Unique exemplaire d’école publique parmi les rescapées des écoles nouvelles germées dans l’après-guerre, l’école Decroly de Saint-Mandé, qui accueille les élèves de la maternelle à au collège, a craint à plusieurs reprises sa fermeture définitive. Dévoilée ce mardi 29 août par le Conseil départemental, son extension construite pour la première fois dans le dur et sur mesure constitue une étape forte dans l’histoire de l’école, signe de reconnaissance et gage de pérennité.

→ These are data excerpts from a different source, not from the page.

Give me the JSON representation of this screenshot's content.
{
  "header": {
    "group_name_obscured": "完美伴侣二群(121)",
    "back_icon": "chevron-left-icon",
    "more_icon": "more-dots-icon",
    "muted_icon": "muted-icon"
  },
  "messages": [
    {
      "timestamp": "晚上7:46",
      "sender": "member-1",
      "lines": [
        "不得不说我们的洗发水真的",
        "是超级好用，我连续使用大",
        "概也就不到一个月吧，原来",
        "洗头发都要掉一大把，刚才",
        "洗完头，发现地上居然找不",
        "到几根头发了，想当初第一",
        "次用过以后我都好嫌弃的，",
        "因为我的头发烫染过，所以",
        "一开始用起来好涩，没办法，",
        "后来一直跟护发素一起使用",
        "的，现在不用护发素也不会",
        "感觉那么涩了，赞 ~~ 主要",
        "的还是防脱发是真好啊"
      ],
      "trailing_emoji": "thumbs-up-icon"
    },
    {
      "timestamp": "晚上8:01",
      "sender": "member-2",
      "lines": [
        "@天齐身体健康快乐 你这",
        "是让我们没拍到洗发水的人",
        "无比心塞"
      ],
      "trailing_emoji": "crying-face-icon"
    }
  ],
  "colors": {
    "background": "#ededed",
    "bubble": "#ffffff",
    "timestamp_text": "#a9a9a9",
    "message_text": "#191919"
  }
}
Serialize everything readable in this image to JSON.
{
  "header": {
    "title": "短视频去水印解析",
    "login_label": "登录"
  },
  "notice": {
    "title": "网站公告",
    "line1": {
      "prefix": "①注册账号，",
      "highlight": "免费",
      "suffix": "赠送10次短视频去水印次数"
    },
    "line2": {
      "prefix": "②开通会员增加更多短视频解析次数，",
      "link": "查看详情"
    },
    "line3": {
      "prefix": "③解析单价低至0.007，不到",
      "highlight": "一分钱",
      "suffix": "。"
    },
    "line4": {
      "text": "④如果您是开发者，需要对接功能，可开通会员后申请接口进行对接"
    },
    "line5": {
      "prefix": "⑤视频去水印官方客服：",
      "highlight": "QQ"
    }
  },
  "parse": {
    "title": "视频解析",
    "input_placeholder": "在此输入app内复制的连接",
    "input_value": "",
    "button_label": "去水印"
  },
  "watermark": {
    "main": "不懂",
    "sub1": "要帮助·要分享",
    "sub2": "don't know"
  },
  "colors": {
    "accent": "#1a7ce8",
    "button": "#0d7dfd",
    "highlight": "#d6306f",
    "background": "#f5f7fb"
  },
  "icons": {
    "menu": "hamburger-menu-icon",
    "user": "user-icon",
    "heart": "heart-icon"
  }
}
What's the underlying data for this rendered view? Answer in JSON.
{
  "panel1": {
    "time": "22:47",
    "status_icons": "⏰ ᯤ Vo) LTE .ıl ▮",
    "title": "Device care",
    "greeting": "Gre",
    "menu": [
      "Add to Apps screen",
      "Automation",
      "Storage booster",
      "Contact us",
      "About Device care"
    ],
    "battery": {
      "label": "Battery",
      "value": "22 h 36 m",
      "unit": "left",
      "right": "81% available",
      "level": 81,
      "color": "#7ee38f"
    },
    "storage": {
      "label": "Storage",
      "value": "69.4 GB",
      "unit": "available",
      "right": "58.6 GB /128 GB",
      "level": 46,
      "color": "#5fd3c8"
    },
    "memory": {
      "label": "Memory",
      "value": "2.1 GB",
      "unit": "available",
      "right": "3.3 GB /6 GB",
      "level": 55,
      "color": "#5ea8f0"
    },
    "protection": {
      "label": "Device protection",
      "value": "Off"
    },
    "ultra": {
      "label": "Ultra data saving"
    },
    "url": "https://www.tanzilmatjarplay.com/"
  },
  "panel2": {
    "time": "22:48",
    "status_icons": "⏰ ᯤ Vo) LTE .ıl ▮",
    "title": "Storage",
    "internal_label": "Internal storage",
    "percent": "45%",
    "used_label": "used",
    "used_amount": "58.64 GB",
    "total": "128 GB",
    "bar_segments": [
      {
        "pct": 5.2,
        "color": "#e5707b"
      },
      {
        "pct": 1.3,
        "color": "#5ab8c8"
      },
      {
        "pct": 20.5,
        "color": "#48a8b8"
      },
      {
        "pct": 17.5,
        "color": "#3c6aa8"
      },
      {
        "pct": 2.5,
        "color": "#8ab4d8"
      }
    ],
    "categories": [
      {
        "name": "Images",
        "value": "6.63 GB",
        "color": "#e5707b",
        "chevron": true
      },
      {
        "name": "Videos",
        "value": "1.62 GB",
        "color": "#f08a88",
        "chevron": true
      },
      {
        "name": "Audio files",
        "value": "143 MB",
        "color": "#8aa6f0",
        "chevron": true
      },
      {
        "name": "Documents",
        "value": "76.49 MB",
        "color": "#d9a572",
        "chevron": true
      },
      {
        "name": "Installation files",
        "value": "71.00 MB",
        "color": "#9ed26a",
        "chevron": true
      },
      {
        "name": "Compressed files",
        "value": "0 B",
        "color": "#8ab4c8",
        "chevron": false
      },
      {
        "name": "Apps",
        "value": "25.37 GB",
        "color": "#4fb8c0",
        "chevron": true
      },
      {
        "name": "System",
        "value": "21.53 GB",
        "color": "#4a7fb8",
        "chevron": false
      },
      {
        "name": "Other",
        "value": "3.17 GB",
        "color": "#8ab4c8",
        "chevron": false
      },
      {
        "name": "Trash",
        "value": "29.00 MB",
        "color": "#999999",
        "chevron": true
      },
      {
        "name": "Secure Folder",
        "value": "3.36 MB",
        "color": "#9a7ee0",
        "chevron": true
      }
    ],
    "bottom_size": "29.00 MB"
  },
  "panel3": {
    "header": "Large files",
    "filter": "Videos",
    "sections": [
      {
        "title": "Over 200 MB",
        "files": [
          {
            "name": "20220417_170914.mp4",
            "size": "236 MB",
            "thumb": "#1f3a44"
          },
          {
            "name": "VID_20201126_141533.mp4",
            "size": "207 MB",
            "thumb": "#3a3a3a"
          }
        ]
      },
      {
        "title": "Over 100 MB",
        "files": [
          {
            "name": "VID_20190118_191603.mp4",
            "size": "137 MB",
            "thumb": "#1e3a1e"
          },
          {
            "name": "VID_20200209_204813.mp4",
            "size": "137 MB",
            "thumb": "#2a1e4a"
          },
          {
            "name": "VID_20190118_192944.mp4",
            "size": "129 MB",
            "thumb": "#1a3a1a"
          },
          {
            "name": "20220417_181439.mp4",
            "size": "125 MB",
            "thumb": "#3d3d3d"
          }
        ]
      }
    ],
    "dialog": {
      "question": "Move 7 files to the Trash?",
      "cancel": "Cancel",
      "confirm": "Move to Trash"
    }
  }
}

Des sections de maternelle identifiées par une couleur et enroulées autour d’un patio à la salle de sport et son mur d’escalade, le sourire n’a pas quitté le visage de Françoise Delahaye, directrice de l’établissement, durant la visite de ce mardi matin. “Nous avons pu nous exprimer sur le projet et il a vraiment pris en compte les spécificités de la pédagogie Decroly comme par exemple la présence de salles de travail en petits groupes entre les classes“, salue la directrice. Même satisfaction pour Clarisse Stein, principale du collège Decroly et aussi de Charcot (Joinville-le-Pont), qui avait pour sa part insisté sur la dimension sécurité. “Nous avons investi cette année 3 millions d’euros pour la sécurité dans les collèges, notamment pour séparer les alertes incendie et attentats“, précise sur ce sujet Evelyne Rabardel, vice-présidente du département en charge des collèges.
Voir la visite en images à la fin de l’article.
Une satisfaction d’autant plus importante que ces travaux étaient très attendus. “Lorsque je suis rentrée dans l’établissement il y a trente ans, on évoquait déjà les travaux…“, se souvient Françoise Delahaye. Car l’histoire de l’école n’a pas été un long fleuve tranquille.
Une école nouvelle qui a trouvé sa place dans l’Education nationale
Son histoire commence par celle d’Ovide Decroly, neuropsychiatre belge qui expérimente de nouvelles approches pédagogiques dès 1901, d’abord pour les enfants considérés comme “anormaux”, qu’il préfère qualifier “d’irréguliers”, puis pour tous les enfants avec la création d’une école à Bruxelles en 1907. Ovide Decroly privilégie notamment l’expérimentation, l’observation, l’interaction sociale, l’interaction avec l’environnement, l’intérêt suscité qui génère l’envie d’apprendre et une approche globale de l’apprentissage. Une démarche qui s’inscrit dans le courant de la pédagogie active et de l’éducation nouvelle initié par des Maria Montessori en Italie, Adolphe Ferrière en Suisse, John Dewey aux Etats-Unis…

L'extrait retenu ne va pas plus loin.